The leader of the group, Candelaria Vallejo-Gallo, was arrested last week in her Aurora home, according to Dean Phillips, acting special agent in charge at the Denver division of the FBI.

Vallejo-Gallo, who is in her early 40s, faces more than 50 counts, including the rarely levied charge of “continuing a criminal enterprise” or “a drug kingpin charge,” according to local U.S. Attorney Jason Dunn.

During the course of a year-long investigation into Vallejo-Gallo’s group, authorities seized more than 400 pounds of methamphetamine, five pounds of heroin, four pounds of cocaine and about 15,000 pills of fentanyl that had been disguised to look like prescription Oxycodone, officials said.

The masked pills caused elevated concern among federal authorities, Dunn said.

“The influx of fake prescription opioids is a growing and deadly concern for this office and the law enforcement community as a whole,” he said. ” … Had these pills reached the street, thousands of unwitting end users would have been at significant risk of overdose and death as we’ve already seen too much of lately in Colorado.”

Most opioid addicts don’t seek out fentanyl due to the extremely high risk of incurring a fatal overdose, Dunn said. However, groups like Vallejo-Gallo’s are increasingly manufacturing the potent opioid to bump their profit margins by camouflaging it as more sought-after and expensive prescription pills.

“It’s also very cheap to produce in either China or Mexico,” Dunn said. “So it’s often times mixed with other substances … often times inert substances, and then pressed into pill form to look like prescription Oxycodone or other drugs and then sold.”

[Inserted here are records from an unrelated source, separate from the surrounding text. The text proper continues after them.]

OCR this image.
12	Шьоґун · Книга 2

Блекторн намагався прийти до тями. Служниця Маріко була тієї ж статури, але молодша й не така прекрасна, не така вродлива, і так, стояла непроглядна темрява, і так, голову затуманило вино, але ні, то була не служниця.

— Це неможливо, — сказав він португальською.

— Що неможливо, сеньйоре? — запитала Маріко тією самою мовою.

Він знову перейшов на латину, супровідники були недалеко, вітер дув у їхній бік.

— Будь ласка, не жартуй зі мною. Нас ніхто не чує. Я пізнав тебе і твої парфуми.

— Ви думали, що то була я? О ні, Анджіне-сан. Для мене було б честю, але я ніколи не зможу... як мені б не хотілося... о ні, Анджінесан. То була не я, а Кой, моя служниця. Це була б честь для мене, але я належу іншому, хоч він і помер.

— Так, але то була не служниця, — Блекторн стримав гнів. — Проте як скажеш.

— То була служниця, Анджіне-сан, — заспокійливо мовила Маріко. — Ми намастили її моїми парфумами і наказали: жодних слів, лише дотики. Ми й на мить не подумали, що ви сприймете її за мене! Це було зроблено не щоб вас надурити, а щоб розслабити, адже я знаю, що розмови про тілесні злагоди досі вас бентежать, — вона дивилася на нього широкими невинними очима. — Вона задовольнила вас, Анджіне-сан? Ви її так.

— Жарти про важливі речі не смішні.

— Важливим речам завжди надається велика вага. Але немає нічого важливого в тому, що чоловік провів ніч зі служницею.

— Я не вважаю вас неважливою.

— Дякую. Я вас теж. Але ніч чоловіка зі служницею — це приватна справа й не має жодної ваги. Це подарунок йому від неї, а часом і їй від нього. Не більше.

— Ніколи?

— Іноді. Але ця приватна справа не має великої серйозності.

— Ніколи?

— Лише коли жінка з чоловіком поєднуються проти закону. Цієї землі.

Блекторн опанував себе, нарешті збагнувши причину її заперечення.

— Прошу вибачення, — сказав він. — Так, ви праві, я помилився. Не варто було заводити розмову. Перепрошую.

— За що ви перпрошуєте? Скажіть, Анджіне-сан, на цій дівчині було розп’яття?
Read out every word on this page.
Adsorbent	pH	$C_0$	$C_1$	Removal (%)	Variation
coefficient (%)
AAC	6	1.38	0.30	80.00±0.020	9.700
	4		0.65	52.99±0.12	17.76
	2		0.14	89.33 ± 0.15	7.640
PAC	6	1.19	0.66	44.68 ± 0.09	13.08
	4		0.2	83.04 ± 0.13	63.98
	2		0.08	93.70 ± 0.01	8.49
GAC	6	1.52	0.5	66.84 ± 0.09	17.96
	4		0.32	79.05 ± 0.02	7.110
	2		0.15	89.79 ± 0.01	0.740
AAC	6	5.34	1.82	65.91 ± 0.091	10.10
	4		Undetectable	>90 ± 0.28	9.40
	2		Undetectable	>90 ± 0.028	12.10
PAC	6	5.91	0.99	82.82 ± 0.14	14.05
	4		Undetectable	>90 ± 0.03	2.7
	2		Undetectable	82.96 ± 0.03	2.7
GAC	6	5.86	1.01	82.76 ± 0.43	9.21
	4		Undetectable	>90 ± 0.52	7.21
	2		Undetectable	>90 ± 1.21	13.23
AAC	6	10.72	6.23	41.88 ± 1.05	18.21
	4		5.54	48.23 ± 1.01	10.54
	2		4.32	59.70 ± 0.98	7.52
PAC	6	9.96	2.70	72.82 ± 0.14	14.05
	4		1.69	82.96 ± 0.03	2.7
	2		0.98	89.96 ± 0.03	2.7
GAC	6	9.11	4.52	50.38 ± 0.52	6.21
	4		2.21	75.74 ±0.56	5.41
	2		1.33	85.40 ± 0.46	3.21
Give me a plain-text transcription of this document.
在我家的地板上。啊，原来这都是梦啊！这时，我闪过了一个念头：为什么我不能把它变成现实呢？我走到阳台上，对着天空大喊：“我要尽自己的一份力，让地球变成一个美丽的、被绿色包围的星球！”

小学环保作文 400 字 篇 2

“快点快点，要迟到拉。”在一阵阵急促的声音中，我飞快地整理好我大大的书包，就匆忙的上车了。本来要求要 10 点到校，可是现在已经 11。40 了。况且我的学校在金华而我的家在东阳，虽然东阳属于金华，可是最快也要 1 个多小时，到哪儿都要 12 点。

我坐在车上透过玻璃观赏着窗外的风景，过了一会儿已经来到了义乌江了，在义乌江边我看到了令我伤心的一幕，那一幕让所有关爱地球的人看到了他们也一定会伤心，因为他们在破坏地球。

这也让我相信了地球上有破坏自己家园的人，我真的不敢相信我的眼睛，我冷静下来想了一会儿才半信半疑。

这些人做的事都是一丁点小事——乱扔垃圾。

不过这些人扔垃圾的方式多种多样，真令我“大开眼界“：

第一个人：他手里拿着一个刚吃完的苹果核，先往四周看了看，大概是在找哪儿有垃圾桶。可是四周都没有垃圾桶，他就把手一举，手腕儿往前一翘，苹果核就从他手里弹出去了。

While conducting a series of arrests across Denver and Aurora Feb. 12, officials also seized large amounts of cash, cars and at least 10 guns, many of which were assault rifles, Phillips said.

A Mexican national who was residing in Aurora illegally, Vallejo-Gallo and her group used overland traffickers and UPS shipments to get drugs to the metroplex, according to Dunn. They then distributed the substances across the state.

“Obviously with the nexus of I-25 and I-70, Colorado seems I think to have a disproportionate share of interstate drug trafficking that flows through our state,” Dunn said. “But make no mistake: In this case, my understanding is the drugs here were actually bound for Colorado. This was an organization that was working here bringing it in from the west coast.”

Several other agencies, including the Aurora Police Department and the criminal investigation branch of the IRS, helped the FBI and prosecutors investigate the local cell of the cartel.

“It’s crucially important to include a financial component in investigations of drug-related crimes,” Amanda Prestegard, acting special agent in charge of IRS Criminal Investigations said. “Greed is a trafficker’s main motivation. Drug kingpins don’t always touch the drugs, but they do always touch the money.”

If convicted Vallejo-Gallo could face 20 years to life in federal prison. The other people indicted on lesser charges could face prison sentences of at least 10 years.

Several of the suspects appeared in federal custody hearings Feb. 19.